Walking up at 5am, I traveled across town to Queens Park, where I met with a few other bird-watchers and our host Jade Peace. Jade has been running these tours for just over year, after securing local government funding to educate local
people about the birds that populate the city. As we walked through Queens Park into Centennial Park, binoculars in hand, I got to meet a whole bunch of birds that I have yet to put a name to. Watching a bright green figbird calling from the top of a tree was a real moment, as was spotting a flock of ibis nesting in trees by the water.

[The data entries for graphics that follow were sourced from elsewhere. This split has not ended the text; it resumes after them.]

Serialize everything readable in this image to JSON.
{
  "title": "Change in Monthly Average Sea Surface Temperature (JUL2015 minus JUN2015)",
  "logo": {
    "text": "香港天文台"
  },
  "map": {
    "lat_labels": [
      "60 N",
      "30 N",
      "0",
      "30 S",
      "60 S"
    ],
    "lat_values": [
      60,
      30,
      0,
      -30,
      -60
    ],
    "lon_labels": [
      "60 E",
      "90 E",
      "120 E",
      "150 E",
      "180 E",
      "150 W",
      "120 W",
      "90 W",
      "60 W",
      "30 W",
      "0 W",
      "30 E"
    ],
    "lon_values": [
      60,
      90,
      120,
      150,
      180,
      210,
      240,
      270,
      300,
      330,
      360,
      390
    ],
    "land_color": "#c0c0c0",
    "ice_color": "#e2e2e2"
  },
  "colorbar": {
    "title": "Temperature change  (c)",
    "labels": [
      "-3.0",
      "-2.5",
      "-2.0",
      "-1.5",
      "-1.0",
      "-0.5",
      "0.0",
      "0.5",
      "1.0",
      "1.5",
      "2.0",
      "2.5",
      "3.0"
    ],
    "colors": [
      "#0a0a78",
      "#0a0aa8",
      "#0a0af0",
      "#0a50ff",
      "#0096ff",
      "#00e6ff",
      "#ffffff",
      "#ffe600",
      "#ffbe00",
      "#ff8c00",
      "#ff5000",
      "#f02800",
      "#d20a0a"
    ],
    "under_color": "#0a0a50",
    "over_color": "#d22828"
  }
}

I remember once talking to my good friend and amazing illustrator, Charlotte Ager, after she had done a course in gardening. She told me that having the vocabulary of the vegetation around her, and being able to “read” the landscape through the names she had learnt, had changed how she walked down the street. I am beginning to understand what she meant, more so too with the knowledge of some of the Indigenous names these birds wear, names that mimic and respond to their calls – Peewee for example. One this note, I also begin to reflect on some of my initial thinking on layers of time and narrative throughout this project. When the English colonisers moved to Australia, they named the birds after their English equivalents, despite the vast differences. The magpie, magpie lark, bush turkey, wagtail, all were given ill-fitting, hand-me-down names that harked to the limited understandings of their new domination.
I didn’t expect to gain quite so much from a bird watching morning, but it was a super insightful – and fun – morning to get some thoughts moving.